Zwar werden die eingeleiteten Schritte von Industriebeobachtern begruesst, aber niemand mag so recht glauben, dass Schulmeyer die geplanten Veraenderungen so schnell vornehmen kann wie angekuendigt. "Andere Unternehmen haben den gleichen Weg eingeschlagen, und es hat eine ganze Weile gedauert, bis sie am Ziel waren", meint Helmut Guembel, Research Director bei der Gartner Group in Muenchen.

Waehrend sich SNI und Bull vor allem darum bemuehen, die hauseigene Buerokratie abzubauen, setzt Olivetti zusaetzlich auf eine Neuausrichtung des Kerngeschaefts. Im Zuge der internen Reorganisation versuchen die Italiener, ihren technologischen Schwerpunkt auf die Telekommunikation zu verlagern.

Seit September fasst Olivetti saemtliche Aktivitaeten im TK- und Multimedia-Sektor in dem eigens gegruendeten Tochterunternehmen Telemedia zusammen. Die neue Einheit soll TK-Systeme sowie - Services anbieten und Multimedia-Applikationen entwickeln. "Olivetti hat sich schon mehrmals neu erfunden", erklaerte Unternehmenschef Carlo De Benedetti anlaesslich der Telemedia- Ankuendigung im Herbst. Nachdem man sich von einem Schreibmaschinen- zu einem Computerhersteller gewandelt hat, hofft Olivetti nun, mit seiner neuesten Vision - ein Schluesselunternehmen beim Bau der Datenautobahn zu sein - im naechsten Jahr wieder in die schwarzen Zahlen zurueckzukehren.

Im ersten Halbjahr 1994 legten die Italiener bei den Umsaetzen zu, aber Restrukturierungskosten und das schlechte Finanzergebnis fuehrten zu hoeheren Verlusten. Vor Steuern wuchs der Fehlbetrag der Vorjahresperiode von 168,2 Milliarden auf 280,7 Milliarden Lire (rund 276 Millionen Mark).
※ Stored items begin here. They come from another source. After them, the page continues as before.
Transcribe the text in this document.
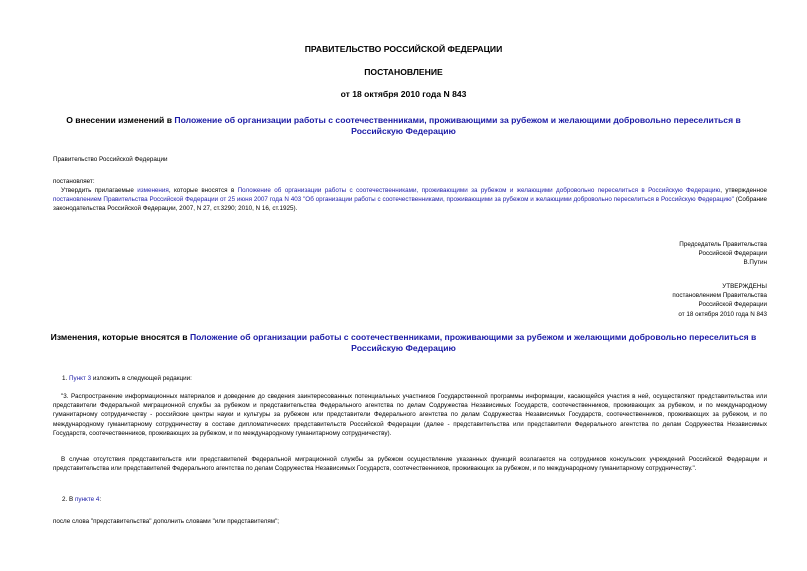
ПРАВИТЕЛЬСТВО РОССИЙСКОЙ ФЕДЕРАЦИИ
ПОСТАНОВЛЕНИЕ
от 18 октября 2010 года N 843
О внесении изменений в Положение об организации работы с соотечественниками, проживающими за рубежом и желающими добровольно переселиться в Российскую Федерацию
Правительство Российской Федерации
постановляет:
Утвердить прилагаемые изменения, которые вносятся в Положение об организации работы с соотечественниками, проживающими за рубежом и желающими добровольно переселиться в Российскую Федерацию, утвержденное постановлением Правительства Российской Федерации от 25 июня 2007 года N 403 "Об организации работы с соотечественниками, проживающими за рубежом и желающими добровольно переселиться в Российскую Федерацию" (Собрание законодательства Российской Федерации, 2007, N 27, ст.3290; 2010, N 16, ст.1925).
Председатель Правительства
Российской Федерации
В.Путин
УТВЕРЖДЕНЫ
постановлением Правительства
Российской Федерации
от 18 октября 2010 года N 843
Изменения, которые вносятся в Положение об организации работы с соотечественниками, проживающими за рубежом и желающими добровольно переселиться в Российскую Федерацию
1. Пункт 3 изложить в следующей редакции:
"3. Распространение информационных материалов и доведение до сведения заинтересованных потенциальных участников Государственной программы информации, касающейся участия в ней, осуществляют представительства или представители Федеральной миграционной службы за рубежом и представительства Федерального агентства по делам Содружества Независимых Государств, соотечественников, проживающих за рубежом, и по международному гуманитарному сотрудничеству - российские центры науки и культуры за рубежом или представители Федерального агентства по делам Содружества Независимых Государств, соотечественников, проживающих за рубежом, и по международному гуманитарному сотрудничеству в составе дипломатических представительств Российской Федерации (далее - представительства или представители Федерального агентства по делам Содружества Независимых Государств, соотечественников, проживающих за рубежом, и по международному гуманитарному сотрудничеству).
В случае отсутствия представительств или представителей Федеральной миграционной службы за рубежом осуществление указанных функций возлагается на сотрудников консульских учреждений Российской Федерации и представительства или представителей Федерального агентства по делам Содружества Независимых Государств, соотечественников, проживающих за рубежом, и по международному гуманитарному сотрудничеству.".
2. В пункте 4:
после слова "представительства" дополнить словами "или представителям";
Weiteren Umsatzanstieg erhoffen sich die Italiener nicht zuletzt von den Desktop-Services, die im laufenden Jahr ihre Einnahmen auf 1,37 Milliarden Lire steigern sollen. Ausserdem wird von den Aktivitaeten im Mobilfunkbereich einiges erwartet, schliesslich ist Olivetti federfuehrend an dem Konsortium Omnitel-Pronto Italia beteiligt, das von der Regierung im Fruehjahr den Zuschlag fuer die zweite italienische Mobilfunklizenz erhalten hat.

Die britische ICL Ltd. sieht sich im kommenden Jahr anderen Herausforderungen gegenueber als ihre Pendants auf dem Kontinent. Finanziell hat das Unternehmen, das zu 80 Prozent von der japanischen Fujitsu Ltd. gehalten wird, die Rezession der fruehen 90er Jahre ohne Verluste ueberstanden. Waehrend sich der Umsatz zwischen 1990 und 1993 von 1,6 Milliarden auf 2,6 Milliarden englische Pfund (rund 6,5 Milliarden Mark) erhoehte, sanken allerdings die Gewinne von 111 auf 48 Millionen Pfund. Die Ergebnisse fuer das laufende Geschaeftsjahr duerften aehnlich ausfallen wie im vergangenen Jahr.

Fuer ICL kommt es darauf an, Internationalitaet zu beweisen und nicht mehr nur fuer einen Player gehalten zu werden, der seine Auftraege in erster Linie von der britischen Regierung bekommt. 1993 beliefen sich die Orders der oeffentlichen Hand und die der privatisierten Anbieter von Gas, Strom und Wasser auf 40 Prozent des Gesamtumsatzes.

Seit 18 Monaten durchlaeuft das Unternehmen radikale Veraenderungen, die ICLs Stellung in Europa verbessern und den Anbieter im Multivendor-Servicegeschaeft etablieren sollen. Die Umstrukturierung hat zu fast 30 separaten Geschaeftseinheiten mit eigener Gewinn- und Verlustverantwortung gefuehrt.